I-Corps: Translation Potential of a High-throughput Cell Screening Technology for Bioproducts

The broader impact of this I-Corps project is the development of a cell selection tool that allows scientists to engineer cells that produce higher yields of various bioproducts including pharmaceutical proteins, industrial enzymes, biofuels, and cultured meats. Higher yields of bioproducts for each batch manufactured results in lower costs, which is currently the number one problem throughout the biotechnology industry.

For example, the cost of a cultured meat burger is $100, orders of magnitude higher than the traditional alternatives. The cost of a gene therapy cure is $2.2 million, which is too high for the average person to afford. By bringing this new technology to market to engineer higher yielding cells, costs will be dramatically reduced for these bioproducts, allowing growth of the biotechnology industry.

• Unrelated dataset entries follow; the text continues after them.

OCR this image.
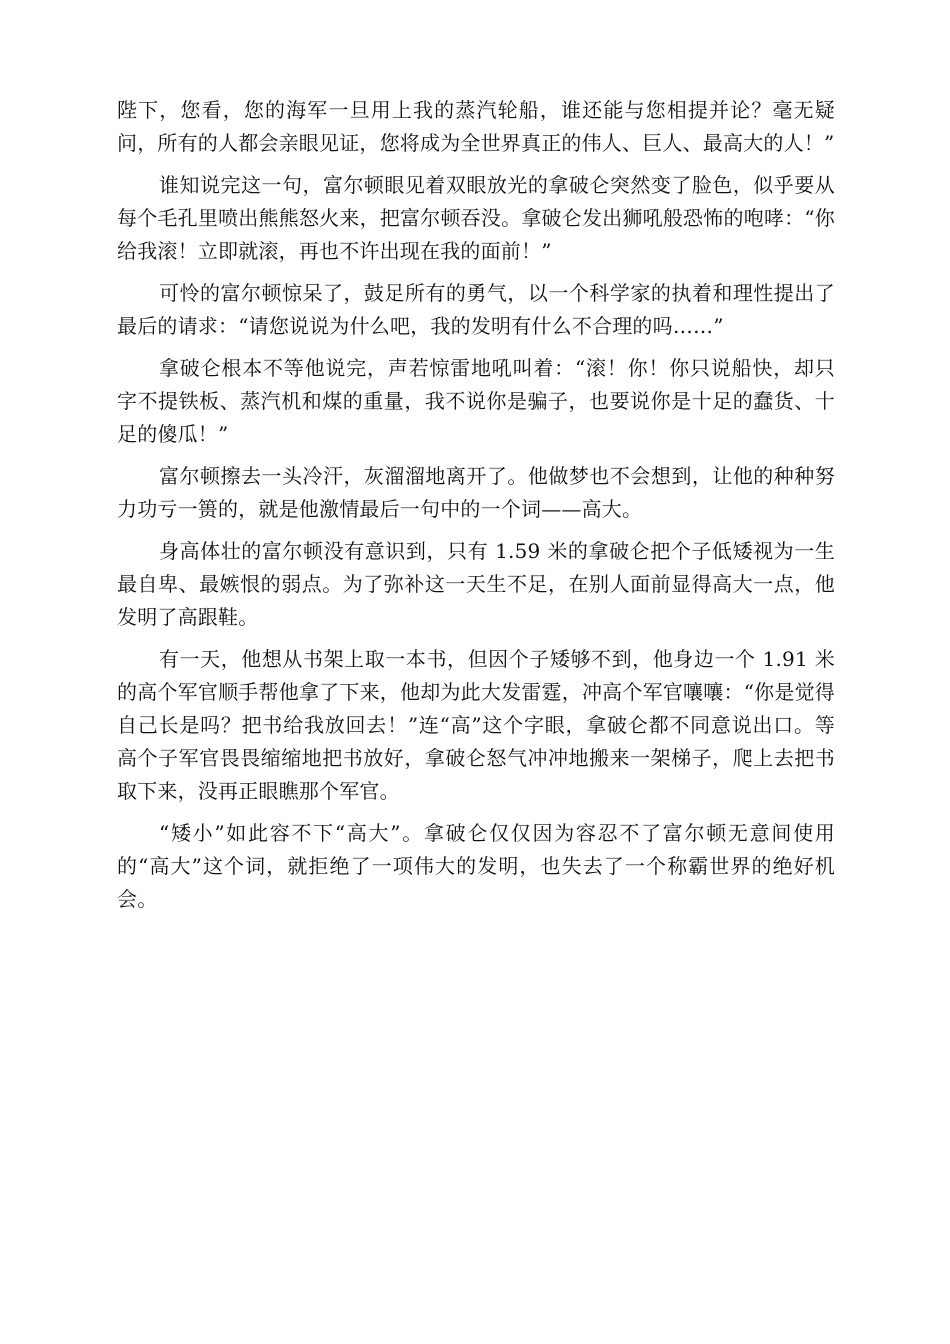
陛下，您看，您的海军一旦用上我的蒸汽轮船，谁还能与您相提并论？毫无疑问，所有的人都会亲眼见证，您将成为全世界真正的伟人、巨人、最高大的人！”

谁知说完这一句，富尔顿眼见着双眼放光的拿破仑突然变了脸色，似乎要从每个毛孔里喷出熊熊怒火来，把富尔顿吞没。拿破仑发出狮吼般恐怖的咆哮：“你给我滚！立即就滚，再也不许出现在我的面前！”

可怜的富尔顿惊呆了，鼓足所有的勇气，以一个科学家的执着和理性提出了最后的请求：“请您说说为什么吧，我的发明有什么不合理的吗……”

拿破仑根本不等他说完，声若惊雷地吼叫着：“滚！你！你只说船快，却只字不提铁板、蒸汽机和煤的重量，我不说你是骗子，也要说你是十足的蠢货、十足的傻瓜！”

富尔顿擦去一头冷汗，灰溜溜地离开了。他做梦也不会想到，让他的种种努力功亏一篑的，就是他激情最后一句中的一个词——高大。

身高体壮的富尔顿没有意识到，只有 1.59 米的拿破仑把个子低矮视为一生最自卑、最嫉恨的弱点。为了弥补这一天生不足，在别人面前显得高大一点，他发明了高跟鞋。

有一天，他想从书架上取一本书，但因个子矮够不到，他身边一个 1.91 米的高个军官顺手帮他拿了下来，他却为此大发雷霆，冲高个军官嚷嚷：“你是觉得自己长是吗？把书给我放回去！”连“高”这个字眼，拿破仑都不同意说出口。等高个子军官畏畏缩缩地把书放好，拿破仑怒气冲冲地搬来一架梯子，爬上去把书取下来，没再正眼瞧那个军官。

“矮小”如此容不下“高大”。拿破仑仅仅因为容忍不了富尔顿无意间使用的“高大”这个词，就拒绝了一项伟大的发明，也失去了一个称霸世界的绝好机会。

This I-Corps project utilizes experiential learning coupled with a first-hand investigation of the industry ecosystem to assess the translation potential of the technology. The solution is based on the development of a high-throughput cell screening technology designed to isolate cells based on their ability to produce higher yields of a desired bioproduct.

Using this technology, cells are placed into hollow microparticles that are replacements for test tubes to measure the yields that cells produce. The outer shell is composed of a synthetic, porous hydrogel called poly-ethylene-glycol (PEG) that allows for continuous solution exchange between the inner compartment and the external environment. This allows for nutrients to be rapidly replenished, enabling long-term growth and production assays that were not possible with previous microfluidic screening technologies.

The microparticles can be sorted via fluorescent activated cell sorters (FACS) at a rate of 75,000 cells/colonies per hour, orders of magnitude higher than the alternatives. Cells can be released post-sort by allowing the cells to grow out of the particles or by adding chemical reagents to the particles to break down the outer shell.

This award reflects NSF's statutory mission and has been deemed worthy of support through evaluation using the Foundation's intellectual merit and broader impacts review criteria.